Perhaps the only bar in the country that rivals Dead Rabbit in the complexity of its mise en place is Aviary in Chicago, from Grant Achatz and Nick Kokonas, also behind acclaimed restaurants Alinea and Next. “We have five stations set up, like stations in a kitchen, and everything you need is right there: all your mixers, any ice, herbs, garnishes you need,” says Aviary’s head bartender, Charles Joly. Aviary also employs an expeditor, someone who, in a kitchen, is charged with calling out orders, keeping the workflow running smoothly and helping pull together the final product—a common role in a restaurant that’s all but unheard of in a bar.

Like its four-star sister venue restaurants, Aviary clearly aspires to be a four-star bar: exacting in its standards, imaginative in its cocktails, limited in its volume. The notion of a four-star bar, and the notion of a truly high-volume sophisticated cocktail bar, like Dead Rabbit, are still relatively new ones. But while they’re superficially dissimilar, in both cases mise en place enables them to achieve these goals.

What’s more, the craftsmanship of today’s cocktails—the cheflike aspect of what bartenders do—has helped outsiders see the bar world as a professional place.
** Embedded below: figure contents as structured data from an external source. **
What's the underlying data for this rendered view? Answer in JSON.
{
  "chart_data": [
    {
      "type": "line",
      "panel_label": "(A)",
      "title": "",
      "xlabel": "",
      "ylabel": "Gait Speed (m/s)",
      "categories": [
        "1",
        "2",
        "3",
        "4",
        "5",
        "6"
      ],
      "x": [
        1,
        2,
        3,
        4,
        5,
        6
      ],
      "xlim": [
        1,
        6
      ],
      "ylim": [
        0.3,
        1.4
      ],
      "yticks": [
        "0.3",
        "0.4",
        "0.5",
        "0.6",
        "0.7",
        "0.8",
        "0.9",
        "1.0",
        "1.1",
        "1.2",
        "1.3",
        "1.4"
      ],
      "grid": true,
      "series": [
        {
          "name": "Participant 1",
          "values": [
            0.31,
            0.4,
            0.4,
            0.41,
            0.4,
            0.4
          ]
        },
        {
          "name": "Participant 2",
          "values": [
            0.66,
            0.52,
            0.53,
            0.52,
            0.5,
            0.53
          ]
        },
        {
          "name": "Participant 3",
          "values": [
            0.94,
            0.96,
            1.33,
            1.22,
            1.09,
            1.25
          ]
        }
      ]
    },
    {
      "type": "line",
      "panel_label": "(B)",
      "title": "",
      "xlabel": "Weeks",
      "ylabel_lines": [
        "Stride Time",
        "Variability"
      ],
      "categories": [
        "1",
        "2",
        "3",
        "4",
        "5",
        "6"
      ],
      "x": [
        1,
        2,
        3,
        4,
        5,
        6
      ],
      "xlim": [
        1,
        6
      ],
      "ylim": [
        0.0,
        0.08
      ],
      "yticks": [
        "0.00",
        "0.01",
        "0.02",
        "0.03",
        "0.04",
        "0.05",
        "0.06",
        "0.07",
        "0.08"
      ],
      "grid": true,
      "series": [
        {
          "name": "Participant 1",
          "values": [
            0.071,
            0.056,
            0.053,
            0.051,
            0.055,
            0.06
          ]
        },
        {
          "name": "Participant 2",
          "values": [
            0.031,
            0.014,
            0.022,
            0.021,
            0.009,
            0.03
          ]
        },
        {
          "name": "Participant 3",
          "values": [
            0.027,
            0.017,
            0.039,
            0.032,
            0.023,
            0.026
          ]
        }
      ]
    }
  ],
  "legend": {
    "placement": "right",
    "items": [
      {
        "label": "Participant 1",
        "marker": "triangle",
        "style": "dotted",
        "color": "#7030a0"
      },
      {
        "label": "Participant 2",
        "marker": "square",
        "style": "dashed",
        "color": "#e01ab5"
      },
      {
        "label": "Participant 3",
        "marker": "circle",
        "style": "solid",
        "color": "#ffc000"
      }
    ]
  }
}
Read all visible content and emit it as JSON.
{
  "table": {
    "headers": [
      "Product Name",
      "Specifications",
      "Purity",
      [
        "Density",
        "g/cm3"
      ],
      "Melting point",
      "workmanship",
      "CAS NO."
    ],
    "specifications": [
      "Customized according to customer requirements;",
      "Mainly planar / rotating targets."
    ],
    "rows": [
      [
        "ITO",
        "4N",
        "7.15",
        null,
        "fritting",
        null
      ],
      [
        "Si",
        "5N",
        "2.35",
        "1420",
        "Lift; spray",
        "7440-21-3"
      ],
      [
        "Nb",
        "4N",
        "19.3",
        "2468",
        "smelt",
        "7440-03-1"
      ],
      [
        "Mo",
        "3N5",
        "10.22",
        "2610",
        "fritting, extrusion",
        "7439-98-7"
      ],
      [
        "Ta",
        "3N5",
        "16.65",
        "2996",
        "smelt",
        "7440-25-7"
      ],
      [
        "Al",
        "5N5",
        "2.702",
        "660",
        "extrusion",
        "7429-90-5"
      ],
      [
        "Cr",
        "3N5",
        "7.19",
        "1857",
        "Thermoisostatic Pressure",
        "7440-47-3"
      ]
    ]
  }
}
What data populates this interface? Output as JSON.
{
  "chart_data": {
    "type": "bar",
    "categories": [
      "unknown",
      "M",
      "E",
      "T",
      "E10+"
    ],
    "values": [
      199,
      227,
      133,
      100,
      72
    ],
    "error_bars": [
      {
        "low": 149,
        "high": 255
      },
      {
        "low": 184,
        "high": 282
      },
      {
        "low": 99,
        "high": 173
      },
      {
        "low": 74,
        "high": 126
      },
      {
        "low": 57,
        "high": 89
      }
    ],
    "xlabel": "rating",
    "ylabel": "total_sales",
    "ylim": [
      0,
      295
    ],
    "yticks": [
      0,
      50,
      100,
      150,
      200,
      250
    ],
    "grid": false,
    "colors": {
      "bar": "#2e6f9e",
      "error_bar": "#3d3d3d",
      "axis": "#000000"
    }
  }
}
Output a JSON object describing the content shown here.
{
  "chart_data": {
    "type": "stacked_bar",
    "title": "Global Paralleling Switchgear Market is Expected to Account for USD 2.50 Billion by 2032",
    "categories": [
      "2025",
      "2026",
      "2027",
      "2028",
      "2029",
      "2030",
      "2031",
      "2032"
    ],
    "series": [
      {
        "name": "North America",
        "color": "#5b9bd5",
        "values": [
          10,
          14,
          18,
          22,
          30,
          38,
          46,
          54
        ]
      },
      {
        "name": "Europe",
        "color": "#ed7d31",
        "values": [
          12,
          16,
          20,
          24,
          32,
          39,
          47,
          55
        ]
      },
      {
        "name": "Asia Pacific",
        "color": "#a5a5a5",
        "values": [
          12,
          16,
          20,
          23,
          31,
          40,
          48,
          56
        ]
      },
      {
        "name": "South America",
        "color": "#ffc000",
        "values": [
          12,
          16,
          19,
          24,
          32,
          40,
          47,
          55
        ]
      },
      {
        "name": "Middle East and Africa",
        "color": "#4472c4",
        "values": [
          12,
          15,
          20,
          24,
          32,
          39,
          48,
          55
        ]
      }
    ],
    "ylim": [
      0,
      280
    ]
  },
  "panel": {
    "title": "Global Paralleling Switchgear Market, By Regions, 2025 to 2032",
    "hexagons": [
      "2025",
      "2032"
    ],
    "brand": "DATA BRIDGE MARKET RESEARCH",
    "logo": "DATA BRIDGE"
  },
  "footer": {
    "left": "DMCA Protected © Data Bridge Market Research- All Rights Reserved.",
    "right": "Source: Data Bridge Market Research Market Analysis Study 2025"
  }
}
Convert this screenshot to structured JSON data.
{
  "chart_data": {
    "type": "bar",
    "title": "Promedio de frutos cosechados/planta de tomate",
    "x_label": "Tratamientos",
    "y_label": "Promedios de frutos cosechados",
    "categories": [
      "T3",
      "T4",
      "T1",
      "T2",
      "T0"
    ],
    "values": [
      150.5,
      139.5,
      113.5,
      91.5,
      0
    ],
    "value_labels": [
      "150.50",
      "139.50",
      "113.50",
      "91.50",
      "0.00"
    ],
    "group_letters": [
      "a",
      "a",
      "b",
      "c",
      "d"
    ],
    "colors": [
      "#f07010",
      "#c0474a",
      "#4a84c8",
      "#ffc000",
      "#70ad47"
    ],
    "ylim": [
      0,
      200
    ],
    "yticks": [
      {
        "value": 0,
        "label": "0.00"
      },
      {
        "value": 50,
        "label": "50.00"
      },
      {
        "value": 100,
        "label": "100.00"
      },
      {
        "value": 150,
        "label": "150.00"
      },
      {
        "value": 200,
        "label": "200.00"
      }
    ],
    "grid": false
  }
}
And though the term “mixologist” makes some cringe, its purpose is clear: to distinguish accomplished career bartenders from amateur drink-slingers. But equally important is a tightly run ship that succeeds in hospitality as much as in mixology, building on the legacy of well-run bars that predate the cocktail boom. “Being a good bartender today is about being well-rounded,” says Lynch. “The mixology world and, well, the normal bartending world are finally coming together.”